Most of the company did that. He and I had issues. We never resolved this (I gave in on this, as I was trying to resolve our lack of alignment on many fronts), but I find it completely normal in most of the companies I've worked in since.
Especially since those of us who are emailing each other all day long are doing it over and over again, day after day, and getting the friendly formalities when we see other in real space, or on calls.
There's a passive aggressiveness to holding out for higher formalities when the cultural context is otherwise totally fine with shorthands that come with working and communicating with some people a lot.

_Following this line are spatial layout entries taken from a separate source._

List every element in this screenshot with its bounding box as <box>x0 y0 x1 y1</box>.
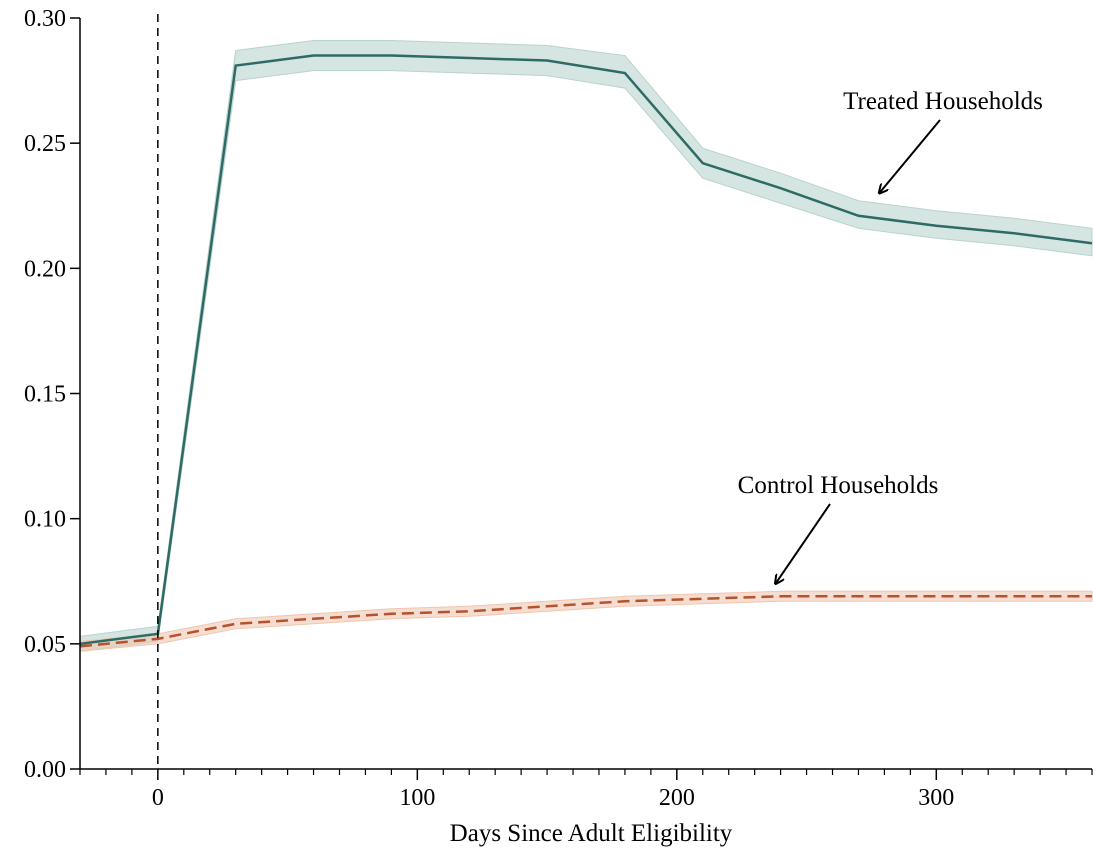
treated-households-line <box>79 54 1093 646</box>
control-households-confidence-band <box>79 590 1093 652</box>
x-tick-label: 300 <box>918 785 954 811</box>
annotations: Treated Households Control Households <box>738 88 1043 584</box>
control-households-annotation-arrow <box>775 503 831 584</box>
y-tick-label: 0.15 <box>24 382 66 408</box>
x-tick-label: 100 <box>399 785 435 811</box>
x-tick-label: 200 <box>659 785 695 811</box>
y-tick-label: 0.25 <box>24 131 66 157</box>
control-households-annotation-label: Control Households <box>738 472 939 499</box>
y-tick-label: 0.00 <box>24 757 66 783</box>
treated-households-annotation-label: Treated Households <box>843 88 1043 115</box>
treated-households-annotation-arrow <box>879 119 941 193</box>
x-axis-ticks: 0 100 200 300 <box>79 769 1093 811</box>
y-axis-ticks: 0.00 0.05 0.10 0.15 0.20 0.25 0.30 <box>24 6 80 783</box>
y-tick-label: 0.20 <box>24 256 66 282</box>
x-tick-label: 0 <box>152 785 164 811</box>
series-lines <box>79 54 1093 648</box>
axes <box>79 18 1092 770</box>
y-tick-label: 0.05 <box>24 632 66 658</box>
treated-households-confidence-band <box>79 40 1093 652</box>
y-tick-label: 0.30 <box>24 6 66 32</box>
confidence-bands <box>79 40 1093 652</box>
y-tick-label: 0.10 <box>24 507 66 533</box>
control-households-line <box>79 595 1092 648</box>
x-axis-title: Days Since Adult Eligibility <box>450 820 733 847</box>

I'd actually prefer to recieve '?' because it allows me to respond with what I consider relevant. As someone unfamiliar with the details of the topic, he's unlikely to know what's relevant, so specific questions are likely to be more of a distraction than anything.

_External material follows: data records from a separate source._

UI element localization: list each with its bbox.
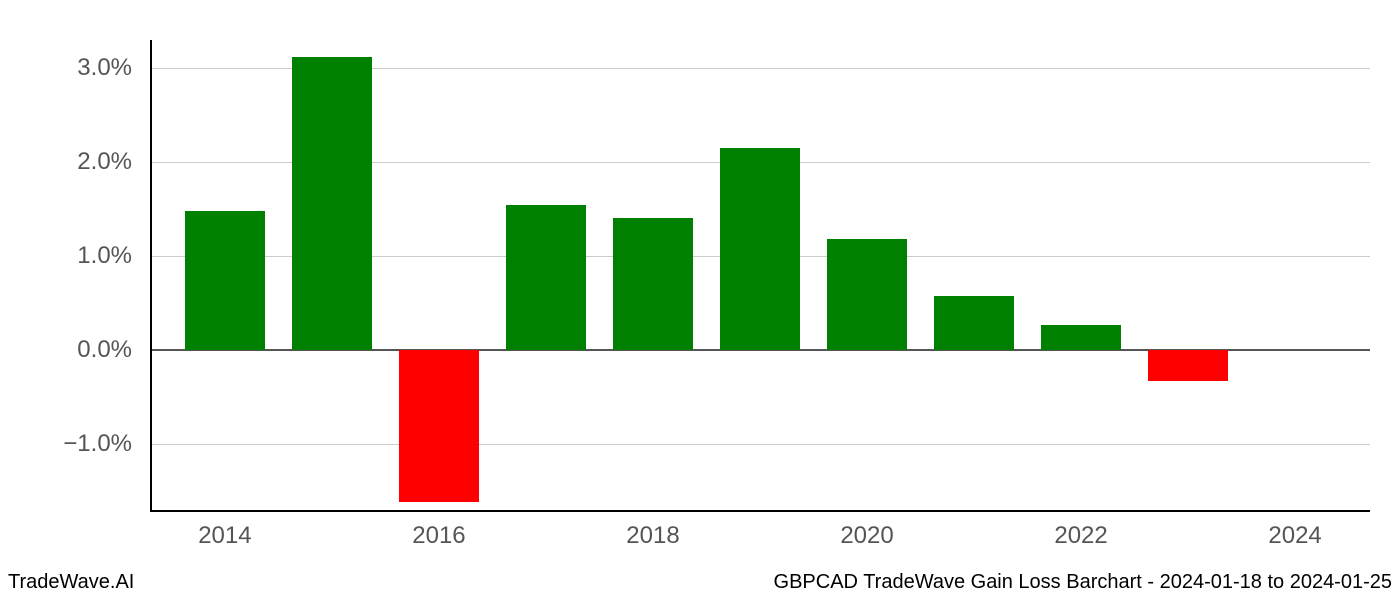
bar <box>720 148 800 350</box>
bar <box>506 205 586 351</box>
bar <box>613 218 693 351</box>
footer-left-text: TradeWave.AI <box>8 571 134 594</box>
y-tick-label: −1.0% <box>22 430 132 458</box>
x-tick-label: 2016 <box>412 522 465 550</box>
plot-area: −1.0%0.0%1.0%2.0%3.0%2014201620182020202… <box>150 40 1370 510</box>
bar <box>1041 325 1121 350</box>
y-tick-label: 2.0% <box>22 148 132 176</box>
x-tick-label: 2024 <box>1268 522 1321 550</box>
y-tick-label: 1.0% <box>22 242 132 270</box>
bar <box>292 57 372 350</box>
x-tick-label: 2014 <box>198 522 251 550</box>
footer-right-text: GBPCAD TradeWave Gain Loss Barchart - 20… <box>774 571 1392 594</box>
bar <box>399 350 479 502</box>
x-tick-label: 2018 <box>626 522 679 550</box>
chart-stage: −1.0% 0.0% 1.0% 2.0% 3.0% 2014 2016 2018 2020 202… <box>0 0 1400 600</box>
bar <box>827 239 907 350</box>
x-tick-label: 2022 <box>1054 522 1107 550</box>
axis-spine-left <box>150 40 152 510</box>
bar <box>934 296 1014 351</box>
y-tick-label: 0.0% <box>22 336 132 364</box>
bar <box>185 211 265 350</box>
x-tick-label: 2020 <box>840 522 893 550</box>
gridline <box>150 444 1370 445</box>
bar <box>1148 350 1228 381</box>
axis-spine-bottom <box>150 510 1370 512</box>
y-tick-label: 3.0% <box>22 54 132 82</box>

Having actually worked on a handful of "sev-b" tickets I really don't think the "?" is a big deal.
Jeff's email is public and the original correspondence is copied in unchanged.
I'm not even convinced Jeff sent it as I don't think Jeff reads his public email. At a company of size > 100-1000 I don't think the CEO really has the bandwidth to stop and offer insight into the nature of the problem - does "please look into this" or "forwarding" or "cc xyz" or "?" really add much value?
In hindsight they were mildly fun - the forward chain would create a chain of accountability, starting with Jeff to Diego all the way down to an L4 in their 20s to fix a customer problem - each with their neck on the line but without much influence to solve the actual issue at hand.
It really was less an email and an alternative ticketing interface.
Is it though? He only has one side of the story so the (?) is asking for the other side of the story (which they might not be aware of). How do you do it as a CEO?
A single "?" could mean anything from "This looks interesting, could you give me some additional data." to "What the actual *&($ is this? Explain or your entire team is gone." A little more context would be helpful.
Yes, it is. I’m sure Jeff understands exactly how these emails make people feel.
If he’s just innocently asking for the other side of the story, he should put together a complete sentence that demonstrates that, rather than sending a single ambiguous character that he knows could be interpreted as “you fucked up, fix this right now or you’re fired!”
It's a tech company. Maybe they could manage a short URL that explains the long list of rules associated with a "Jeff ?" email. And paste that URL instead of a '?'.
Surely one can comment on an example of communication even if the person it came from should be morally judged only on their great sins? It's inherently valuable to talk about examples of communication, especially from a leadership angle - and so conversely this conversation is not exclusively a judgement of a famous person.
A few years back I realized “Del” was the most valuable key while using my email client. Corporate is full of people looking to create friction as a mean to justify their existence. As we say in my home country, “if you want something you talk to the Circus owner, not to the clowns...”
I've been a CEO and CTO, but usually in <100 employee companies, so as busy as I might've been, I could ask, "What's up with this?"
I think among all his possible sins, at Amazon scale, "?" itself wouldn't rank super high.